The question is why a Conservative government should interfere at all
in people's inalienable freedom to choke on deep-fried Mars bars if
they choose to. The argument is that the fat and the obese (people
with a body mass index over 30, which is something you could spot
without a calculator) cost the country squillions in lost productivity
and increased National Health Service costs. The obese tend to develop
serious illness, particularly heart disease and diabetes, and are,
generally speaking, crocked up and expensive to look after.

Somebody somewhere has come up with a figure for the cost of all this,
which Lansley quotes – £7 billion a year, for what it's worth. Last
year's Foresight report said this cost could go up by six times by
2050. And fat is getting fatter so fast. According to NHS figures, the
proportion of obese men in the population rose during Labour's time in
office from 13.2% in 1993 to 23.1% in 2005. Among women it was even
worse, from 16.4% to 24.8%. That is nearly a quarter of all women. If
you consider people who are not obese but overweight (with a BMI of
25-30), 46% of men in England are overweight and 32% of women.

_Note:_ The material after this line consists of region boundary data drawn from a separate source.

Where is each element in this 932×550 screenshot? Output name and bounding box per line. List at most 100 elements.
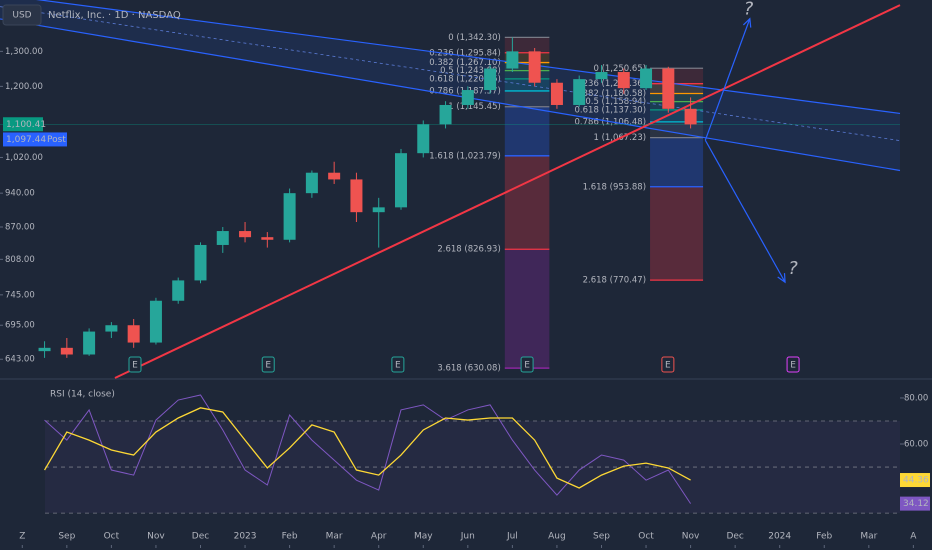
event-label: E — [524, 361, 530, 371]
fib-zone — [504, 52, 550, 63]
x-tick-label: May — [414, 532, 433, 542]
x-tick-label: 2023 — [234, 532, 257, 542]
candle-body — [127, 325, 140, 343]
candle-body — [305, 172, 318, 194]
currency[interactable]: USD — [12, 11, 31, 21]
event-label: E — [395, 361, 401, 371]
fib-label: 1.618 (953.88) — [583, 182, 646, 192]
fib-label: 0 (1,250.65) — [593, 64, 646, 74]
rsi-value-tag — [900, 496, 930, 511]
rsi-line — [44, 394, 692, 504]
annotation: ? — [744, 0, 754, 20]
currency-button[interactable] — [2, 4, 42, 26]
channel-upper — [35, 0, 901, 115]
fib-label: 0.382 (1,180.58) — [575, 89, 647, 99]
candle-body — [149, 300, 162, 343]
fib-zone — [650, 186, 704, 281]
fib-label: 0 (1,342.30) — [448, 33, 501, 43]
channel-fill — [0, 0, 900, 171]
arrow — [704, 139, 786, 283]
candle-body — [439, 104, 452, 125]
candle-body — [662, 68, 675, 109]
channel-mid — [0, 6, 901, 142]
trend — [114, 4, 901, 379]
symbol-title: Netflix, Inc. · 1D · NASDAQ — [48, 10, 181, 21]
candle-body — [484, 68, 497, 91]
candle-body — [617, 72, 630, 89]
candle-body — [350, 179, 363, 213]
candle-body — [194, 244, 207, 281]
event-label: E — [132, 361, 138, 371]
post-tag: Post — [47, 135, 66, 145]
pane-separator — [0, 378, 932, 380]
event-label: E — [665, 361, 671, 371]
fib-zone — [504, 70, 550, 79]
y-tick-label: 695.00 — [5, 321, 35, 331]
arrow-head — [742, 17, 752, 28]
fib-zone — [650, 101, 704, 110]
x-tick-label: Jun — [460, 532, 475, 542]
fib-zone — [650, 93, 704, 102]
fib-label: 0.618 (1,220.66) — [429, 74, 501, 84]
x-tick-label: A — [910, 532, 917, 542]
fib-zone — [650, 137, 704, 187]
candle-body — [283, 193, 296, 240]
y-tick-label: 1,200.00 — [5, 82, 43, 92]
candle-body — [506, 51, 519, 69]
arrow — [704, 18, 751, 141]
fib-label: 0.618 (1,137.30) — [575, 105, 647, 115]
candle-body — [60, 347, 73, 355]
candle-body — [417, 124, 430, 154]
x-tick-label: Feb — [282, 532, 298, 542]
x-tick-label: Oct — [104, 532, 120, 542]
fib-label: 0.5 (1,243.88) — [440, 66, 501, 76]
x-tick-label: Jul — [506, 532, 518, 542]
event-marker — [661, 356, 675, 373]
x-tick-label: Aug — [548, 532, 566, 542]
fib-zone — [504, 62, 550, 71]
event-marker — [391, 356, 405, 373]
fib-label: 3.618 (630.08) — [437, 364, 500, 374]
candle-body — [105, 325, 118, 332]
y-tick-label: 643.00 — [5, 355, 35, 365]
fib-zone — [650, 83, 704, 94]
candle-body — [328, 172, 341, 180]
x-tick-label: Sep — [593, 532, 610, 542]
x-tick-label: Oct — [638, 532, 654, 542]
x-tick-label: Sep — [58, 532, 75, 542]
post-price-tag — [3, 132, 67, 147]
event-marker — [128, 356, 142, 373]
event-label: E — [790, 361, 796, 371]
fib-label: 0.5 (1,158.94) — [585, 97, 646, 107]
x-tick-label: Feb — [816, 532, 832, 542]
x-tick-label: Z — [19, 532, 25, 542]
rsi-value-label: 34.12 — [903, 499, 929, 509]
fib-zone — [650, 121, 704, 138]
x-tick-label: Mar — [860, 532, 877, 542]
y-tick-label: 1,300.00 — [5, 47, 43, 57]
last-price-tag — [3, 117, 43, 132]
y-tick-label: 808.00 — [5, 255, 35, 265]
fib-label: 2.618 (770.47) — [583, 276, 646, 286]
fib-label: 0.236 (1,295.84) — [429, 48, 501, 58]
fib-zone — [504, 37, 550, 53]
event-label: E — [265, 361, 271, 371]
last-price-label: 1,100.41 — [6, 120, 46, 130]
channel-lower — [0, 18, 901, 172]
rsi-value-tag — [900, 473, 930, 488]
rsi-title: RSI (14, close) — [50, 390, 115, 400]
x-tick-label: Nov — [682, 532, 700, 542]
x-tick-label: Nov — [147, 532, 165, 542]
candle-body — [216, 231, 229, 245]
fib-zone — [504, 249, 550, 369]
candle-body — [239, 231, 252, 238]
candle-body — [172, 280, 185, 301]
event-marker — [261, 356, 275, 373]
candle-body — [684, 108, 697, 125]
fib-zone — [504, 155, 550, 250]
post-price-label: 1,097.44 — [6, 135, 46, 145]
candle-body — [394, 153, 407, 208]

Fat is also an ethnic issue. According to NHS figures published in
2006, Irish and black Caribbean men had the highest incidence of
obesity (25% each) and among women black Africans had 38%, black
Caribbean 32% and Pakistani 28%. So, with migration trends and
immigrant fertility, the costs of obesity are going to rise fast as well.

However, I wonder how much, if anyone knew the facts, the final cost
of obesity would be to the taxpayer. For fat people die sooner and
obese people die much sooner than others, thus relieving the NHS and
the economy of their needs. It's true that obese people need expensive
treatment for diabetes and heart disease before they die, but that
might easily be offset if they had significantly shorter lives – and
they do. Current thinking seems to be that the obese die between five
and seven years earlier than otherwise they would.

Few papers I've looked at on this subject discuss the possible
cost-benefit of obesity, although one from an insurance company coyly
mentioned the advantage to pension providers if a person died before
he reached pensionable age. For years I used to argue that smokers
were a net benefit, purely financially speaking, to the exchequer,
because they died early. I still feel rather proud of being the first,
I believe, to get a known expert (Professor Richard Peto in 1993) to
agree publicly to this idea, now accepted. Might not the same be true
of obesity? The real drain on the NHS is geriatric medicine; the obese
might not reach old age.

If the only reason for interfering with what fat people eat is how
much it costs the rest of us, perhaps we should leave them alone. It's
well known that obesity (and fatness) are associated with poor
education, poor housing, poor employment or none, low expectations,
low opportunities and all the rest. These are all social ills that
this government has been trying to deal with for more than a decade.
Yet little has improved and obesity – as an indicator of that fact –
has swollen vastly while Labour has been in office. What prevents
obesity is a good income, a good education, good opportunities and the
kind of background that develops self-confidence. Prosperity, in short.

Obesity cannot be defeated by taskforces, better labelling on packets
or investing in health accreditation schemes. This has all been tried
and has failed. In the presence of a complex problem, and in the
absence of a workable solution, perhaps it is better to leave people
to their own devices. Nobody can pretend they don't know what they're
doing. They should be left alone to do it.